= Kris Haddow =

Kris Haddow (born Kris Clark on 24 June 1981) is a Scottish playwright, poet, performer and author, originally from Kirkconnel in Dumfries and Galloway.

==Background==
Born in Dumfriesshire in 1981, Haddow was raised in Kelloholm in the former mining village of Kirkconnel and schooled in neighbouring Sanquhar. He moved to Paisley, Renfrewshire, in 2000 with the ambition of pursuing acting as a career.
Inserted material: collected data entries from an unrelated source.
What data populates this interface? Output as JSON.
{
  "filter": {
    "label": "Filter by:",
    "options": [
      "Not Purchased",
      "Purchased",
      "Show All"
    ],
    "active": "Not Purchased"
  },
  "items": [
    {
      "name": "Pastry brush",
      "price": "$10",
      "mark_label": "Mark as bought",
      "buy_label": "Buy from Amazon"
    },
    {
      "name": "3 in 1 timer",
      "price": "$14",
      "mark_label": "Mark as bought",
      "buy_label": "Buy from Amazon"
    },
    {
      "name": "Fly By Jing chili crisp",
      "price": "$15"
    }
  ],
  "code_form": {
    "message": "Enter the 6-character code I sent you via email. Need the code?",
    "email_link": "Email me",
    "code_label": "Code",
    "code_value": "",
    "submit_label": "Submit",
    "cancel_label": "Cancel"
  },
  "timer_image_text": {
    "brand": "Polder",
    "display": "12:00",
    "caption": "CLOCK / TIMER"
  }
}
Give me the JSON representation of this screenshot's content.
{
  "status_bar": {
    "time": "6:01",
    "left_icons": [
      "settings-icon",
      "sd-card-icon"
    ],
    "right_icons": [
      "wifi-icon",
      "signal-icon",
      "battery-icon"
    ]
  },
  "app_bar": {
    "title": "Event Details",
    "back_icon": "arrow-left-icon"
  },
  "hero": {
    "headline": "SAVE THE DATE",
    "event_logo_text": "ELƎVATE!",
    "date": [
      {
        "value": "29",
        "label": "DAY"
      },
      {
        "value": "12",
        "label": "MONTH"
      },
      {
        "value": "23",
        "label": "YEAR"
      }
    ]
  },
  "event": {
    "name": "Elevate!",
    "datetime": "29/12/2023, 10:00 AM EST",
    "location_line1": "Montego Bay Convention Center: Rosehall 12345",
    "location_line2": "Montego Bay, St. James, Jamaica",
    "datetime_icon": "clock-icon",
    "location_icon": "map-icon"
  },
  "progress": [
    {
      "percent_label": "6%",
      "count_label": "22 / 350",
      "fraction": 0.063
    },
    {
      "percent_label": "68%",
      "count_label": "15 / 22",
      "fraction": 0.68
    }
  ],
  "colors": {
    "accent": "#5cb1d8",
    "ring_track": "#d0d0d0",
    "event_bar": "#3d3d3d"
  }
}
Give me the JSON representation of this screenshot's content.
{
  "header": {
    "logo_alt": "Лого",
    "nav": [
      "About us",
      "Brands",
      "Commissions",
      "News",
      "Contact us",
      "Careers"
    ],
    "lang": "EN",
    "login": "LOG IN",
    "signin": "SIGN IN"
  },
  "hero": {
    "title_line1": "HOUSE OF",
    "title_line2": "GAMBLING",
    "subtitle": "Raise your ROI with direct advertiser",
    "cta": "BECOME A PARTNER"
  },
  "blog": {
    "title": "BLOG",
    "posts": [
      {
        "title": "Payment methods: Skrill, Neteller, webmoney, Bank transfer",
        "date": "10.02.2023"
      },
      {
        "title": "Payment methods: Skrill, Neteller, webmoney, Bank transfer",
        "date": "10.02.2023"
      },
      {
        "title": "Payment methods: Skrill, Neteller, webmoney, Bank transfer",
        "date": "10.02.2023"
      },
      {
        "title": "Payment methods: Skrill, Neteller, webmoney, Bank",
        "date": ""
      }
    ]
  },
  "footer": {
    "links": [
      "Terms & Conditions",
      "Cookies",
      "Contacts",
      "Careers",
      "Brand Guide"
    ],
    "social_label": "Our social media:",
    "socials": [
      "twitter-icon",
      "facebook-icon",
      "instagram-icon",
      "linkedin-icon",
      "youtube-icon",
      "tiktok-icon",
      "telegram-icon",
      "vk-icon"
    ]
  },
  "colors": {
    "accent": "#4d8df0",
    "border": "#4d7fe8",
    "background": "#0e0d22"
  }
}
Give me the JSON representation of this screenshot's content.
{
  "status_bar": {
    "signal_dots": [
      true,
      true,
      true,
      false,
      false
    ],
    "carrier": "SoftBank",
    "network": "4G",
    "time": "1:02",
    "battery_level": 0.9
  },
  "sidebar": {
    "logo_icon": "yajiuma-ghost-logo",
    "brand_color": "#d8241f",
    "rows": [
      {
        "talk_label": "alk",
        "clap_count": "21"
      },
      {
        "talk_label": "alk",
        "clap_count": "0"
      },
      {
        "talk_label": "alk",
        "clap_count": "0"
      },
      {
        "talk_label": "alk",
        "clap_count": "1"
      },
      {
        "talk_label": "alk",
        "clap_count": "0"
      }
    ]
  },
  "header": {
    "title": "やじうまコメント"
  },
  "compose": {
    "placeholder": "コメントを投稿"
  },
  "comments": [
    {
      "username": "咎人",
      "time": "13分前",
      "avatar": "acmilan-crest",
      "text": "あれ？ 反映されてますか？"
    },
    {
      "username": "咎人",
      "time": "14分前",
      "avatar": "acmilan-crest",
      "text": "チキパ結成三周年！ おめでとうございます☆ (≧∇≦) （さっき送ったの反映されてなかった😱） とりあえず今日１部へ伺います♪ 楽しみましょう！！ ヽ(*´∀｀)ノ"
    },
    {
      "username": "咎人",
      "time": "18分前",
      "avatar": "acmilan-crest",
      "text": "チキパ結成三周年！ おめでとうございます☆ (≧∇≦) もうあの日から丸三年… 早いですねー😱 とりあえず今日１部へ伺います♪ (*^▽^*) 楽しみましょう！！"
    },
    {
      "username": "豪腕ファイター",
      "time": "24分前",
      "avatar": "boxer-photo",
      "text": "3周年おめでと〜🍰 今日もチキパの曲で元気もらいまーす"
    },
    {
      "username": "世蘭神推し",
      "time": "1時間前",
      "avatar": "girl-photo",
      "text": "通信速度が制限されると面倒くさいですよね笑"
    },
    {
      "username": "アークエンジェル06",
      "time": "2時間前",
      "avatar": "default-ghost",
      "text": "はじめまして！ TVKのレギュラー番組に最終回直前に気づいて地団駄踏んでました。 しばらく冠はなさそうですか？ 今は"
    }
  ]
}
He spent ten years appearing in musicals and plays with various community theatre and profit share companies in Glasgow, while also working as a supporting artist with companies such as Scottish Ballet, the National Theatre of Scotland and BBC Scotland.

Haddow graduated the University of Glasgow with an MLitt in creative writing with merit in 2016, and is currently a PhD research candidate on their Doctor of Fine Arts creative writing programme. Before this, he had studied creative writing over several years at the Open University with a focus on writing for the stage. During this period, he started to produce a body of short stories and poems written in his native Lallans tongue, developing a passion for Scots language dialect representation. He began to teach workshops in Scots, which he expanded to include Ulster Scots dialect for the Ulster-Scots Agency in Northern Ireland. He returned to the Open University in 2019/20 to complete the BA (Hons) arts and humanities with creative writing he had originally started, graduating with first-class honours.

A classically trained baritone, Haddow's voice was coached by two private tutors over an eight-year period. Though he received no formal acting training, he attended night schools at both the Royal Conservatoire of Scotland and the Citizens' Theatre, where he went on to appear as both musician and supporting artist in several studio and main stage productions.

==Plays==
His plays and monologues include The Bench (2009), Ronnie's Story (2010 version), 2h:9m:37s (2011) first produced for the Scottish Mental Health Arts and Film Festival before touring Scotland in 2012, Make Your Move (2011) and A Not So Dirty Protest (2012) both performed and broadcast live online as part of the National Theatre of Scotland's Five Minute Theatre events.

Haddow was mentored by the Playwrights' Studio, Scotland, in 2011/12, and announced as one of the Traverse Fifty in 2013, where 50 emerging writers were selected to work with the Traverse Theatre as part of its 50th anniversary celebrations. His play Best Seat in Town (2013) received readings in January and August as part of the Festival, with Haddow labelled 'one to watch out for'.

==Bibliography==
===Short stories===
- Ronnie's Story (2011) in A Touch on the Shoulder
- The Incomer (2022) in New Writing Scotland 40
- The Auld Yin (2023) in Gutter 27
- Confession o a Mystery Shopper (2023) in Gutter 28

===Poems===
- On Times Austere (2012) in Windows for Burns Night (2013)

==Awards==
In April 2011, Haddow was named winner of 'see me' Scotland's inaugural Creative Writing Award for his Scots language entry Ronnie's Story, judged by the author Lari Don and awarded by Scots Makar Liz Lochhead.

In January 2012 Windows for Burns Night was launched by The Stove in Dumfries, inviting contemporary poets from around the world to write poems to be displayed in windows around the town after the fashion of Robert Burns, who famously scratched lines of verse using a diamond point pen. Haddow's poem, On Times Austere, was announced as the winning submission, with an engraving of the poem in glass being permanently installed at The Globe Inn in Dumfries alongside replicas of Burns' original work.

In May 2021, it was announced in The Bookseller that Haddow had made the shortlist for the North Lit Agency Prize with a work in progress tentatively titled When the Curlew Cries No More. Set in the south of Scotland, it is being developed as his first full length novel under the supervision of the bestselling author C.J. Cooke on the University of Glasgow's Doctor of Fine Arts creative writing programme. The work in progress novel was picked as the winner of the Pitch Perfect event for emerging authors at the Bloody Scotland Crime Writing Festival in September 2021.

In December 2023, Haddow was announced as a recipient of a 2024 Scottish Book Trust Ignite Fellowship.